Sécurité des vaccins

Tous les vaccins utilisables chez l’homme font l’objet d’une évaluation approfondie de leur innocuité par des autorités sanitaires et des chercheurs indépendants. Les vaccins ne sont approuvés que s’il est prouvé qu’ils protègent contre une infection potentiellement grave.

Dans certains cas, de rares effets secondaires peuvent se produire chez un petit nombre de personnes qui reçoivent un vaccin. Ces effets sont généralement moins graves et beaucoup moins probables que les effets secondaires potentiels de l’infection contre laquelle le vaccin vise à protéger

Lorsqu’un vaccin est recommandé pour une personne, c’est parce que le risque de recevoir le vaccin est compensé par le risque de ne pas être vacciné et de contracter l’infection correspondante

Parfois, après avoir contracté certains virus (comme la varicelle), notre corps peut développer une immunité grâce à son système immunitaire. Cependant, tous les virus ne fonctionnent pas de la même manière. Ainsi, même si vous développez une immunité contre la grippe de cette année, vous risquez d’attraper une nouvelle souche de virus inconnue à l’avenir. C’est pourquoi nous disposons de vaccins annuels contre la grippe et nous travaillons à la mise au point de vaccins contre toute nouvelle maladie qui pourrait survenir (comme le COVID-19).

Les vaccins consistent en de petits « échantillons » affaiblis du germe responsable de la maladie en question, stimulant le système immunitaire à réagir comme s’il s’agissait de la véritable infection. Si le germe pénètre dans l’organisme après la vaccination, le système immunitaire le reconnaîtra et le combattra. De cette façon, notre corps peut développer une immunité sans avoir à contracter la maladie au préalable. L’immunité provoquée par certains vaccins peut durer toute la vie, tandis que les vaccins contre d’autres maladies doivent être plus fréquents.

Types de vaccins

Il existe quatre grands types de vaccins :

les vaccins vivants-atténués, qui utilisent une forme affaiblie du germe responsable de la maladie. Ces types de vaccins sont utilisés pour prévenir des maladies telles que la rougeole, la variole et la fièvre jaune.
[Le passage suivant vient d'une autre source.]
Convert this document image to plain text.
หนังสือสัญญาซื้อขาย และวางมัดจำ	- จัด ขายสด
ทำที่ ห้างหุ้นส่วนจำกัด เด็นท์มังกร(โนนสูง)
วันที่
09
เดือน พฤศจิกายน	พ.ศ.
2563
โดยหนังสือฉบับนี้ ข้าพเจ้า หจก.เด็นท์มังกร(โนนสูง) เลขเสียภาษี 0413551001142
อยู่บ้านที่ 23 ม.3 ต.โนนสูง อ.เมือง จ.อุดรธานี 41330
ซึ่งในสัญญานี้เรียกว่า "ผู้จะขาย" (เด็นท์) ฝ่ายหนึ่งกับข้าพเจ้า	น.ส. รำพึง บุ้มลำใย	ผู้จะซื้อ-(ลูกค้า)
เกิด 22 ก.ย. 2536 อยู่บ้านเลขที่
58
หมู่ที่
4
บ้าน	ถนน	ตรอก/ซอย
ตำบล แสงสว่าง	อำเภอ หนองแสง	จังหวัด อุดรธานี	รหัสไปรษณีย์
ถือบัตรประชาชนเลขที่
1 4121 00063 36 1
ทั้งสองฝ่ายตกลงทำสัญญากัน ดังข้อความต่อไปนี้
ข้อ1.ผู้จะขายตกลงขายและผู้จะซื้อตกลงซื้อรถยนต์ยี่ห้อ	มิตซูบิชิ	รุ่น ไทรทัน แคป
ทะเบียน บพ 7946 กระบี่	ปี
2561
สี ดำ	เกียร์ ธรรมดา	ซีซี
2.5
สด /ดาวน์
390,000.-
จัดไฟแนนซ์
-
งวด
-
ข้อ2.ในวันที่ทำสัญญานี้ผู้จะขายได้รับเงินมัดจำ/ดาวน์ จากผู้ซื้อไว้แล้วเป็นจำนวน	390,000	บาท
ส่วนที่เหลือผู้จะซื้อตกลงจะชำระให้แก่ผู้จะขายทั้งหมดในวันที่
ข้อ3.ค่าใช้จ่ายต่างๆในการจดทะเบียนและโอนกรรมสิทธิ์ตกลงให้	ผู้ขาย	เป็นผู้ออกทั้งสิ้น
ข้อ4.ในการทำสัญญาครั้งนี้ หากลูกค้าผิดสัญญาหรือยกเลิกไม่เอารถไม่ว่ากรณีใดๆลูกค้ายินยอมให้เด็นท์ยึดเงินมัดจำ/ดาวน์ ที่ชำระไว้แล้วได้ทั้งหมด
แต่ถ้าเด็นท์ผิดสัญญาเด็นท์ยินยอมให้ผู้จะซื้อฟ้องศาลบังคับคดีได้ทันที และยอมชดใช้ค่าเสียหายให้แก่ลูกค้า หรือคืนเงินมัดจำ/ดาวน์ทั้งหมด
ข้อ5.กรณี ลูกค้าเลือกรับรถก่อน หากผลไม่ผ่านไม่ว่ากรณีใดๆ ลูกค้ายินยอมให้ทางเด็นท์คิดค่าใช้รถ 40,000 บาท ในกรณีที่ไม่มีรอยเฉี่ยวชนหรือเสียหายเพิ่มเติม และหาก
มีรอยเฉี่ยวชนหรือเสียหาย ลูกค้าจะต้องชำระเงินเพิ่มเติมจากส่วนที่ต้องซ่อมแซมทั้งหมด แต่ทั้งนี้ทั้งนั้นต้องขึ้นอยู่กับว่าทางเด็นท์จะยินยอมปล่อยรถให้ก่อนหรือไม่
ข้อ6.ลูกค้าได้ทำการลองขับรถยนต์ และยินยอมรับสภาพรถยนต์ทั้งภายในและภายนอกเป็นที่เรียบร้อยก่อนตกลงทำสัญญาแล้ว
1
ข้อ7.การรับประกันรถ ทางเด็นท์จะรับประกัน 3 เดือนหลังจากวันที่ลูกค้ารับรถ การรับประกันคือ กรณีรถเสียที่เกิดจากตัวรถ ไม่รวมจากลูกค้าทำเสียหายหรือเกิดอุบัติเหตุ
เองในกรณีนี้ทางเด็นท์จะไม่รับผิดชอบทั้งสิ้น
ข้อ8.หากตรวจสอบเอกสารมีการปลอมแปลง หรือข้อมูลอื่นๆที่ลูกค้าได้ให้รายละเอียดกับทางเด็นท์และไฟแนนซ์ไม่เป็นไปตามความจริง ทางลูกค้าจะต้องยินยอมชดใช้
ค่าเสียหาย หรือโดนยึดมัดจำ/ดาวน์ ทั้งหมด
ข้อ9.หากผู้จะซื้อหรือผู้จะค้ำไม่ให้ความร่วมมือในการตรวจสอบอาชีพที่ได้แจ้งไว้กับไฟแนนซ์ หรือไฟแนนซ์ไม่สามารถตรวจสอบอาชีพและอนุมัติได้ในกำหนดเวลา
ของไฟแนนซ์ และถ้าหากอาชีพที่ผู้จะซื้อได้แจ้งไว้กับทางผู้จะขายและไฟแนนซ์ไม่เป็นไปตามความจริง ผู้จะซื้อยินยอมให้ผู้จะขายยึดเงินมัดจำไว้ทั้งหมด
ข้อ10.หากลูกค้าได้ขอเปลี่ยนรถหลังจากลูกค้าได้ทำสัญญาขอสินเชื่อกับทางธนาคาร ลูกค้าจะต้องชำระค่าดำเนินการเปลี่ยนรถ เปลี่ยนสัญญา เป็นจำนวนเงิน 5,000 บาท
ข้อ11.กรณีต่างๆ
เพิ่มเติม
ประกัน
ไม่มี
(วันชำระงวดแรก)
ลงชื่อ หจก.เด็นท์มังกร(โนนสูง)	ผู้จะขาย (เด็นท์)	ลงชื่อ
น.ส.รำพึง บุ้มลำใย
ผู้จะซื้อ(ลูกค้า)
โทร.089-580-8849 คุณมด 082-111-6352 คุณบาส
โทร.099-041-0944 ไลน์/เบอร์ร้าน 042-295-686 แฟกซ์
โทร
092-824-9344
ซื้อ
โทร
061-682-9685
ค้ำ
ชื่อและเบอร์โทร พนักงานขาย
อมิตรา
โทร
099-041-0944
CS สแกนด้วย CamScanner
les vaccins inactivés (tués), qui sont des versions mortes du germe pathogène. Ils permettent de prévenir des maladies telles que la rage, la grippe et la polio.
les vaccins sous-unitaires, recombinants, polysaccharidiques et conjugués, qui utilisent des parties spécifiques du germe en question (telles que les protéines ou le sucre). Ces vaccins préviennent des maladies telles que le VPH, la coqueluche et le zona.

les vaccins à anatoxines, qui utilisent une toxine fabriquée par le germe responsable de la maladie. Cela crée une immunité contre les parties nocives du germe, plutôt que contre le germe entier lui-même. Ces vaccins sont utiles pour la prévention du tétanos et de la diphtérie.
Les scientifiques décident du vaccin à utiliser en fonction de divers facteurs, notamment la manière dont le système immunitaire réagit au germe, les personnes à vacciner, la meilleure approche pour créer le vaccin.

Pour s’assurer qu’un vaccin est à la fois sûr et efficace, il est soumis à un processus d’essai approfondi. Même après l’homologation du vaccin, les scientifiques le surveillent de près et enquêtent régulièrement sur les problèmes de sécurité.

Le développement d’un nouveau vaccin est un processus complexe qui peut prendre entre 10 et 15 ans, avec des étapes comprenant les phases exploratoires et pré-cliniques, le développement clinique, l’examen réglementaire et l’approbation, la fabrication et le contrôle de qualité. Toutefois, étant donné l’importance, nous ne pouvons tout simplement pas nous permettre d’attendre aussi longtemps pour un vaccin qui pourrait sauver des vies.